Queste figure in maschera, vorrebbero contare di più nel “controllo dei processi produttivi, sottraendosi (a parole -- ndr) ai ricatti del capitale finanziario”. Eccoci quindi approdati nel pantano di chi – contrapponendo il capitale finanziario a quello industriale – sogna un più regolare e giusto sviluppo del modo di produzione capitalistico. Pronto a trasferire la gestione del capitale “pubblico” allo Stato, se proprio quello privato non ce la fa più! Dunque, siamo nuovamente alla finanza che ricatterebbe il capitale industriale.
Si dovrebbe allora – lo sforzo è al massimo per questo “primo passo”… – provare a liberarsi dai ricatti del capitale finanziario dichiarando estinti i debiti verso le banche: un ripudio che risponderebbe agli “interessi del popolo”. Il quale – a detta di questi “antagonisti riformatori” – trarrebbe a sua volta vantaggio dal far funzionare meglio (in termini di… rendimento!) le aziende, con tanto di libro delle entrate-uscite in perfetta regola. Gli eventuali crediti (finanziamenti) sarebbero poi opera dello Stato, chiamato a svolgere il monopolio statale del credito. Naturalmente – precisano – rimane l’interesse, una “categoria economica del capitalismo” che – bontà sua – fa il bene del popolo… Il quale, attraverso lo Stato, diventa “proprietario” delle Banche! Basterebbe – dicono – a raffreddare un poco la “rabbia” e quindi sarebbe un “progetto politico” interessante. Non solo, ma farebbe perdere meno “occasioni di commercio” con gli altri paesi capitalisti… Naturalmente, nessun parametro capitalistico deve essere minimamente scalfito; si “socializzano” le perdite e si fa di tutto per rendere le aziende “più produttive” di merci per i bisogni del popolo… e del capitale che non dovrà più “fuggire all’estero”.
In seguito si vedrà come contenere la “rabbia popolare” se questa non si dovesse calmare dopo averla deviata sulle banche (private).
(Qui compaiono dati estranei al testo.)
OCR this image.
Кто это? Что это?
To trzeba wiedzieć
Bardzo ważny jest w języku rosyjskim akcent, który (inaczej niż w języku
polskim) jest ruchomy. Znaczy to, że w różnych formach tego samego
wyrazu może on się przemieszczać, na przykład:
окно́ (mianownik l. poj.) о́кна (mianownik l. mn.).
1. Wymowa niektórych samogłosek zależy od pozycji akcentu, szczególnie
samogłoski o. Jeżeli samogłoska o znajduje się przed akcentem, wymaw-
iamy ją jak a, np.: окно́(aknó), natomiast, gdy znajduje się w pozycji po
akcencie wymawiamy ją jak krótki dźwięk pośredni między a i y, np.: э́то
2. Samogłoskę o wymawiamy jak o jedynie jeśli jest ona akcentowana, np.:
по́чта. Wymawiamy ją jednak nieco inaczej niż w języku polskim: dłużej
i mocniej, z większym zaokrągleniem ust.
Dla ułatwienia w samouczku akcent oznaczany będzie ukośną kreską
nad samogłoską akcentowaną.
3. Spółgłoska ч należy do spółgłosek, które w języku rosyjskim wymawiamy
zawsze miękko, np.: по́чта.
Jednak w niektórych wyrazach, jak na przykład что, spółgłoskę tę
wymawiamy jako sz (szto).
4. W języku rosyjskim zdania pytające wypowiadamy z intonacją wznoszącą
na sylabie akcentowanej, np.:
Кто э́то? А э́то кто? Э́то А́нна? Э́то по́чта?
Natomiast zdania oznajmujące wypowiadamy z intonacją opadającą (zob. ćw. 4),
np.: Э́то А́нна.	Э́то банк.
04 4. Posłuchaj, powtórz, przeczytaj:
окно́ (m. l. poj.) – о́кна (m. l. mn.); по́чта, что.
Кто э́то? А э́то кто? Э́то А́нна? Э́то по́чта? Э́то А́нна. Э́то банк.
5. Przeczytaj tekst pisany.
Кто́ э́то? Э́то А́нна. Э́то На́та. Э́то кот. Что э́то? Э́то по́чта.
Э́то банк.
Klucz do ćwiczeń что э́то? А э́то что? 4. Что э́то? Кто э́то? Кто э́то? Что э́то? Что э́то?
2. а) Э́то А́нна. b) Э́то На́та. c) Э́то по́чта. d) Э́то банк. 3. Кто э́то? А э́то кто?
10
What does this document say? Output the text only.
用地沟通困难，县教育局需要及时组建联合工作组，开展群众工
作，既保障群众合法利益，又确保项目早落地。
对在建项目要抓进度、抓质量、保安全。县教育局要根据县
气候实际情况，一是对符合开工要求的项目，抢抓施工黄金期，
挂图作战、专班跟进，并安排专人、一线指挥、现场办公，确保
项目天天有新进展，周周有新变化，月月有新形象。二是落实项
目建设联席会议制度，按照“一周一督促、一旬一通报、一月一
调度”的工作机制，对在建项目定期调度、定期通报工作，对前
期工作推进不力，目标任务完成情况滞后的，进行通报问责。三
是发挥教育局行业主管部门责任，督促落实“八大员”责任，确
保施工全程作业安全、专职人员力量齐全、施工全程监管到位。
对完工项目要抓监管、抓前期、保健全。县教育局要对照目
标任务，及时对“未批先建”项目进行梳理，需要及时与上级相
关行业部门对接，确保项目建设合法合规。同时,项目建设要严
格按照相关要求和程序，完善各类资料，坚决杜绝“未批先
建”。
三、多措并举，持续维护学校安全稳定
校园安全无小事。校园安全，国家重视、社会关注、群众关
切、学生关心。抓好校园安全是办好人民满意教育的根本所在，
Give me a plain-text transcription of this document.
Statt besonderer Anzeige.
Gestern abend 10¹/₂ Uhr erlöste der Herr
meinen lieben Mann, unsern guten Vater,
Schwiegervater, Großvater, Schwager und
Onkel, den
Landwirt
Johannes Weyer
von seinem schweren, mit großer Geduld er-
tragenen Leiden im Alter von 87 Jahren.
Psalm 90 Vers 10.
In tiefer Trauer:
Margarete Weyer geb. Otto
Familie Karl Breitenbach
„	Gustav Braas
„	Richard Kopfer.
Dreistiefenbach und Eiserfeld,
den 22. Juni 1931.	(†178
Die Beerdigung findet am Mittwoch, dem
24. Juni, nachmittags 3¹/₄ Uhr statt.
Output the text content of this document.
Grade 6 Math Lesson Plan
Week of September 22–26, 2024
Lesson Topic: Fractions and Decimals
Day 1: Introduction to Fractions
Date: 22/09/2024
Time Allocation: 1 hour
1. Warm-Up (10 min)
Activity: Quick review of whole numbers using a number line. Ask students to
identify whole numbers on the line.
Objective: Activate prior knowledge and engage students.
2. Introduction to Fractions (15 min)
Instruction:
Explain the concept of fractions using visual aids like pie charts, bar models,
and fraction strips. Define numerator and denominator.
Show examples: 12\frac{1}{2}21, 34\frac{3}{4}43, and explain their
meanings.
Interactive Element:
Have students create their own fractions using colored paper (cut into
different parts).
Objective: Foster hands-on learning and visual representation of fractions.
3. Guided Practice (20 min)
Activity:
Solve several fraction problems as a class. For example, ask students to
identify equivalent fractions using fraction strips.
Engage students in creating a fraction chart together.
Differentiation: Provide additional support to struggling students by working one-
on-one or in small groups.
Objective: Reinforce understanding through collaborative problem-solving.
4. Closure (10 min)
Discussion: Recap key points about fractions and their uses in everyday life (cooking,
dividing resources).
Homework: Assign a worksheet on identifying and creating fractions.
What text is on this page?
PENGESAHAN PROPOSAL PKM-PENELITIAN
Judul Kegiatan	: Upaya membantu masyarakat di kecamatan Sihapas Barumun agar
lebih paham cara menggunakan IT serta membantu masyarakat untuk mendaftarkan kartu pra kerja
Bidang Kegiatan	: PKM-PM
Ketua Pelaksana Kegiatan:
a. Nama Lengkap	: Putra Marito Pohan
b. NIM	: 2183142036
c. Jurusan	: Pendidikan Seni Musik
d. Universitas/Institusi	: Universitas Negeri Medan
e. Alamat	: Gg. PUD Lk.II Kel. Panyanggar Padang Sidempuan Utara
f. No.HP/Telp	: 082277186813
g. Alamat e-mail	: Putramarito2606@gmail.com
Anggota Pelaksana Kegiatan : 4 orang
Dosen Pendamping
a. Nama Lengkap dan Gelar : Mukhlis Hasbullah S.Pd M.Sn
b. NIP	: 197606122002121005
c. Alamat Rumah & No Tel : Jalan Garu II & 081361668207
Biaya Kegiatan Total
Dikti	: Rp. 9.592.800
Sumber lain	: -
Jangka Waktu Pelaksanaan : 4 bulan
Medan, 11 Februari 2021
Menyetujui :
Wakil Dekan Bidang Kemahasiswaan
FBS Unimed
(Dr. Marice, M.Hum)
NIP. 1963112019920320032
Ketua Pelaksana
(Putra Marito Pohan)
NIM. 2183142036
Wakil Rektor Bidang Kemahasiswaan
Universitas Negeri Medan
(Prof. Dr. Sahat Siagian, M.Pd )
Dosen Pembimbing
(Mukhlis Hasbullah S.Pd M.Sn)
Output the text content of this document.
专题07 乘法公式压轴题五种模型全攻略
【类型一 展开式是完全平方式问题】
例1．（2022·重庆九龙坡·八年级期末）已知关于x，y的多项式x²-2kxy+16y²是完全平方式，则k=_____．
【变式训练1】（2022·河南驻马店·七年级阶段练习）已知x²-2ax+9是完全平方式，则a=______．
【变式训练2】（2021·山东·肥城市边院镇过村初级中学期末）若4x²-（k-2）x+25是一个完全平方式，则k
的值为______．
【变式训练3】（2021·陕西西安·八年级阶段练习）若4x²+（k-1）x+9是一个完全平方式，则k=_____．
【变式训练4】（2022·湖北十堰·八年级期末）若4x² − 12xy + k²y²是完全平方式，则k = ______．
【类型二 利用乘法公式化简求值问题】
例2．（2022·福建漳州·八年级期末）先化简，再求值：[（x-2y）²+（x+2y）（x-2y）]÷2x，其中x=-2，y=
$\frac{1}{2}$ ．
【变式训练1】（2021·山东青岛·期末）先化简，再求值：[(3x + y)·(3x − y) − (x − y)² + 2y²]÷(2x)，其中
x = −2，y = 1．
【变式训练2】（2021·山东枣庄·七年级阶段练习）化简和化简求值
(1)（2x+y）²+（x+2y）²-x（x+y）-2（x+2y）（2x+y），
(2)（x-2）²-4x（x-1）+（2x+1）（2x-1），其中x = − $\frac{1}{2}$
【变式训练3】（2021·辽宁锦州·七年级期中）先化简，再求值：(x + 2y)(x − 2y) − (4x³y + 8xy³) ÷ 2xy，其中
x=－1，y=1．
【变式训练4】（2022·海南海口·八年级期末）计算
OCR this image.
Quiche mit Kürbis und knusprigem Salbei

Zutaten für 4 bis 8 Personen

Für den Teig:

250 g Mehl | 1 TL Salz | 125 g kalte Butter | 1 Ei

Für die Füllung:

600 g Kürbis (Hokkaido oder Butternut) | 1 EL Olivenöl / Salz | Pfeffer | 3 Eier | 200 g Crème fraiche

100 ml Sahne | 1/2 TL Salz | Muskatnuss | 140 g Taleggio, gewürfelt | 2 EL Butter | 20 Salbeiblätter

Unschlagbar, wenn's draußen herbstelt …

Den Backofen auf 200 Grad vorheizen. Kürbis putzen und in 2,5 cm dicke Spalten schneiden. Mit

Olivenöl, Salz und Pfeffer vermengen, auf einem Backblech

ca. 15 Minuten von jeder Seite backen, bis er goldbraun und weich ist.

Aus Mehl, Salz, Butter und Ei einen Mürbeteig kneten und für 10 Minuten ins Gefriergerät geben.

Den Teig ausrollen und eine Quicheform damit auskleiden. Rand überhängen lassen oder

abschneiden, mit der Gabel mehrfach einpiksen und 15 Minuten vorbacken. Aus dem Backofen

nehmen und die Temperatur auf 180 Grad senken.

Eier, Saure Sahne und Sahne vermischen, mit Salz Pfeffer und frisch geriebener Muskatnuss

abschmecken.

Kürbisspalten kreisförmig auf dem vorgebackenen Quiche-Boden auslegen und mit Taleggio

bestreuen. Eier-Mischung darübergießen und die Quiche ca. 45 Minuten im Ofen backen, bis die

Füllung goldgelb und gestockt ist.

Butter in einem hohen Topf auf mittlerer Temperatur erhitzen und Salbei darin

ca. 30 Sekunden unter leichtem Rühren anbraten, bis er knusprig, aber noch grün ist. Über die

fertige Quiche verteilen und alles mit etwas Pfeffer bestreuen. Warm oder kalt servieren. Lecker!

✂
Si potrà sempre cercare il “consenso” parlando – come ultima spiaggia - di “espropriazioni” anziché di nazionalizzazioni, cercando di convincere il “popolo” che tutto andrà per il meglio con lo Stato diventato soggetto politico collettivo. L’importante è che resti sempre sugli altari il dio capitale da adorare, anche se – però – ora gli idoli si stanno incrinando e potrebbero crollare… Sta a noi prepararci per una spallata definitiva.